Not appealing. Sexy.
Logically, she knew her reaction had nothing to do with Hollis. No, he was simply the catalyst for the frustration and unspent aggression piling up from the course of the day. But that didn’t do much to ease the very real thrum and throb building within her.
He waited, arms crossed over his chest, for her answer.
“I can find a use for you,” she murmured, swallowing down the lump in her throat. Her mind was imagining all sorts of uses.
A slight furrow formed between his copper brows. “Such as.”
She bit, hard, into her lip. So many words threatened to spill out. “Warm up, first?” He argued he had no wolf, but Ellen sensed its presence, just beneath the surface. His wolf needed an outlet. This should work for both of them. “Up for sparring?”
“You promise not to kill me?” His smile, oh, his smile.
“I’ll make no such promise.” She turned back to the punching bag, so he didn’t realize she was staring. Her knuckles throbbed from the power she packed into her punch.
She would not be ruled by her basic instincts.
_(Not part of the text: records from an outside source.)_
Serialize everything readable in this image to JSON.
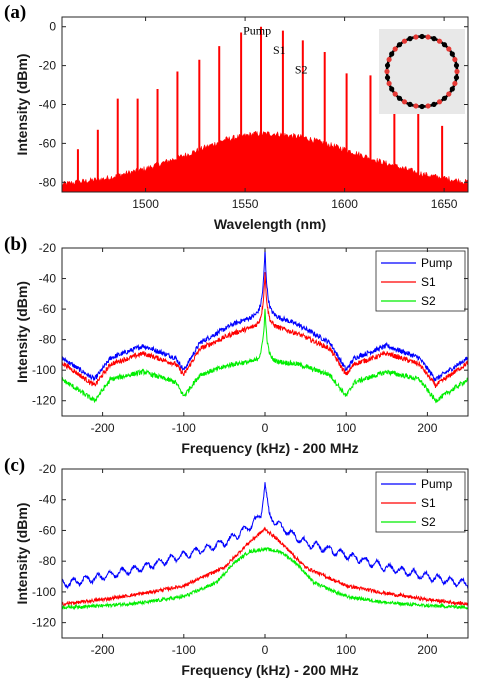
{
  "chart_data": [
    {
      "panel": "(a)",
      "type": "line",
      "xlabel": "Wavelength (nm)",
      "ylabel": "Intensity (dBm)",
      "xlim": [
        1458,
        1662
      ],
      "ylim": [
        -85,
        5
      ],
      "xticks": [
        1500,
        1550,
        1600,
        1650
      ],
      "yticks": [
        0,
        -20,
        -40,
        -60,
        -80
      ],
      "color": "#ff0000",
      "comb_lines": {
        "x": [
          1466,
          1476,
          1486,
          1496,
          1506,
          1516,
          1527,
          1537,
          1548,
          1558,
          1569,
          1579,
          1590,
          1601,
          1613,
          1625,
          1637,
          1649
        ],
        "y": [
          -63,
          -53,
          -37,
          -37,
          -32,
          -23,
          -17,
          -10,
          -3,
          0,
          -2,
          -7,
          -13,
          -24,
          -25,
          -36,
          -35,
          -51
        ]
      },
      "envelope": {
        "x": [
          1458,
          1480,
          1500,
          1520,
          1540,
          1555,
          1565,
          1580,
          1600,
          1620,
          1640,
          1662
        ],
        "y": [
          -81,
          -78,
          -73,
          -66,
          -58,
          -55,
          -55,
          -57,
          -63,
          -70,
          -76,
          -80
        ]
      },
      "annotations": [
        "Pump",
        "S1",
        "S2"
      ],
      "inset": {
        "ring_color": "#000000",
        "bead_color": "#e53935",
        "background": "#e8e8e8"
      }
    },
    {
      "panel": "(b)",
      "type": "line",
      "xlabel": "Frequency (kHz) - 200 MHz",
      "ylabel": "Intensity (dBm)",
      "xlim": [
        -250,
        250
      ],
      "ylim": [
        -130,
        -20
      ],
      "xticks": [
        -200,
        -100,
        0,
        100,
        200
      ],
      "yticks": [
        -20,
        -40,
        -60,
        -80,
        -100,
        -120
      ],
      "series": [
        {
          "name": "Pump",
          "color": "#0000ff",
          "peak": -21,
          "x": [
            -250,
            -210,
            -190,
            -150,
            -110,
            -100,
            -80,
            -40,
            -10,
            10,
            40,
            80,
            100,
            110,
            150,
            190,
            210,
            250
          ],
          "y": [
            -92,
            -106,
            -92,
            -84,
            -92,
            -100,
            -82,
            -70,
            -64,
            -64,
            -70,
            -82,
            -100,
            -92,
            -84,
            -92,
            -106,
            -92
          ]
        },
        {
          "name": "S1",
          "color": "#ff0000",
          "peak": -36,
          "x": [
            -250,
            -210,
            -190,
            -150,
            -110,
            -100,
            -80,
            -40,
            -10,
            10,
            40,
            80,
            100,
            110,
            150,
            190,
            210,
            250
          ],
          "y": [
            -95,
            -110,
            -96,
            -89,
            -96,
            -103,
            -86,
            -76,
            -71,
            -71,
            -76,
            -86,
            -103,
            -96,
            -89,
            -96,
            -110,
            -95
          ]
        },
        {
          "name": "S2",
          "color": "#00ee00",
          "peak": -60,
          "x": [
            -250,
            -210,
            -190,
            -150,
            -110,
            -100,
            -80,
            -40,
            -10,
            10,
            40,
            80,
            100,
            110,
            150,
            190,
            210,
            250
          ],
          "y": [
            -106,
            -120,
            -106,
            -101,
            -108,
            -117,
            -103,
            -96,
            -94,
            -94,
            -96,
            -103,
            -117,
            -108,
            -101,
            -106,
            -120,
            -106
          ]
        }
      ],
      "legend": "top-right"
    },
    {
      "panel": "(c)",
      "type": "line",
      "xlabel": "Frequency (kHz) - 200 MHz",
      "ylabel": "Intensity (dBm)",
      "xlim": [
        -250,
        250
      ],
      "ylim": [
        -130,
        -20
      ],
      "xticks": [
        -200,
        -100,
        0,
        100,
        200
      ],
      "yticks": [
        -20,
        -40,
        -60,
        -80,
        -100,
        -120
      ],
      "series": [
        {
          "name": "Pump",
          "color": "#0000ff",
          "peak": -29,
          "x": [
            -250,
            -200,
            -150,
            -100,
            -50,
            -20,
            -5,
            0,
            5,
            20,
            50,
            100,
            150,
            200,
            250
          ],
          "y": [
            -95,
            -90,
            -84,
            -76,
            -68,
            -58,
            -50,
            -29,
            -50,
            -58,
            -68,
            -76,
            -84,
            -90,
            -95
          ]
        },
        {
          "name": "S1",
          "color": "#ff0000",
          "peak": -59,
          "x": [
            -250,
            -200,
            -150,
            -100,
            -50,
            -20,
            0,
            20,
            50,
            100,
            150,
            200,
            250
          ],
          "y": [
            -108,
            -105,
            -101,
            -96,
            -84,
            -68,
            -59,
            -68,
            -84,
            -96,
            -101,
            -105,
            -108
          ]
        },
        {
          "name": "S2",
          "color": "#00ee00",
          "peak": -72,
          "x": [
            -250,
            -200,
            -150,
            -100,
            -60,
            -40,
            -20,
            0,
            20,
            40,
            60,
            100,
            150,
            200,
            250
          ],
          "y": [
            -110,
            -109,
            -107,
            -103,
            -94,
            -82,
            -74,
            -72,
            -74,
            -82,
            -94,
            -103,
            -107,
            -109,
            -110
          ]
        }
      ],
      "legend": "top-right"
    }
  ]
}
If Cyrus had taught her nothing else, he’d taught her control. No matter what he’d done to her, how he’d tormented her, she’d learned to box up her reactions. And now, when her mind was buzzing with rather disturbing and arousing images of Hollis, there was so much to box up.
“Mal and Olivia,” Hollis said. “That normal?”
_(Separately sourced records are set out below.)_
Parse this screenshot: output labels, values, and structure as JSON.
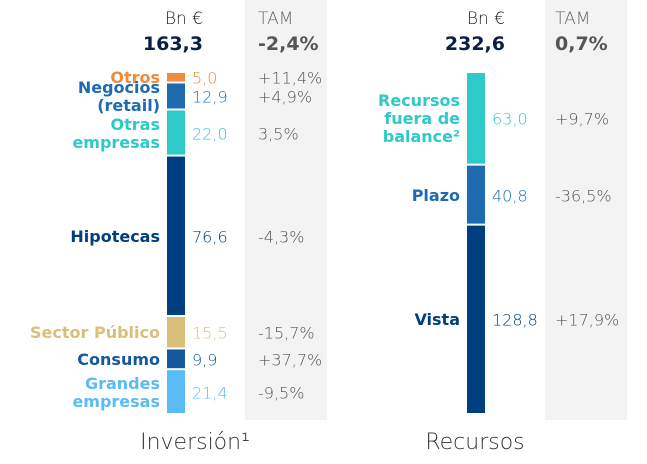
{
  "chart_data": [
    {
      "type": "stacked_bar",
      "title": "Inversión¹",
      "value_header": "Bn €",
      "growth_header": "TAM",
      "total": 163.3,
      "total_label": "163,3",
      "total_growth": -2.4,
      "total_growth_label": "-2,4%",
      "categories": [
        "Otros",
        "Negocios (retail)",
        "Otras empresas",
        "Hipotecas",
        "Sector Público",
        "Consumo",
        "Grandes empresas"
      ],
      "values": [
        5.0,
        12.9,
        22.0,
        76.6,
        15.5,
        9.9,
        21.4
      ],
      "value_labels": [
        "5,0",
        "12,9",
        "22,0",
        "76,6",
        "15,5",
        "9,9",
        "21,4"
      ],
      "growth": [
        11.4,
        4.9,
        3.5,
        -4.3,
        -15.7,
        37.7,
        -9.5
      ],
      "growth_labels": [
        "+11,4%",
        "+4,9%",
        "3,5%",
        "-4,3%",
        "-15,7%",
        "+37,7%",
        "-9,5%"
      ],
      "colors": [
        "#f08a3c",
        "#1f6bb0",
        "#2ec9c9",
        "#003f7f",
        "#d9c07a",
        "#15589f",
        "#5bbcf5"
      ]
    },
    {
      "type": "stacked_bar",
      "title": "Recursos",
      "value_header": "Bn €",
      "growth_header": "TAM",
      "total": 232.6,
      "total_label": "232,6",
      "total_growth": 0.7,
      "total_growth_label": "0,7%",
      "categories": [
        "Recursos fuera de balance²",
        "Plazo",
        "Vista"
      ],
      "values": [
        63.0,
        40.8,
        128.8
      ],
      "value_labels": [
        "63,0",
        "40,8",
        "128,8"
      ],
      "growth": [
        9.7,
        -36.5,
        17.9
      ],
      "growth_labels": [
        "+9,7%",
        "-36,5%",
        "+17,9%"
      ],
      "colors": [
        "#2ec9c9",
        "#1f6bb0",
        "#003f7f"
      ]
    }
  ]
}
She gritted her teeth. “Only if one partner is an ass.” And yet, watching Mal come apart in front of his pack had made him infinitely more understandable. He had been through hell at the hands of the Others. That was why he was so protective of Olivia. He couldn’t bear thinking about what they’d do if they ever captured her.
“He is,” Hollis agreed. “But he is loyal.”
She nodded. “A good trait for a wolf.” She pounded the bag again, rapid jabs and punches. “Their offspring will be well-balanced. Insightful and fierce.”
“Offspring?” Hollis groaned. “Mal’s still buying condoms in bulk.”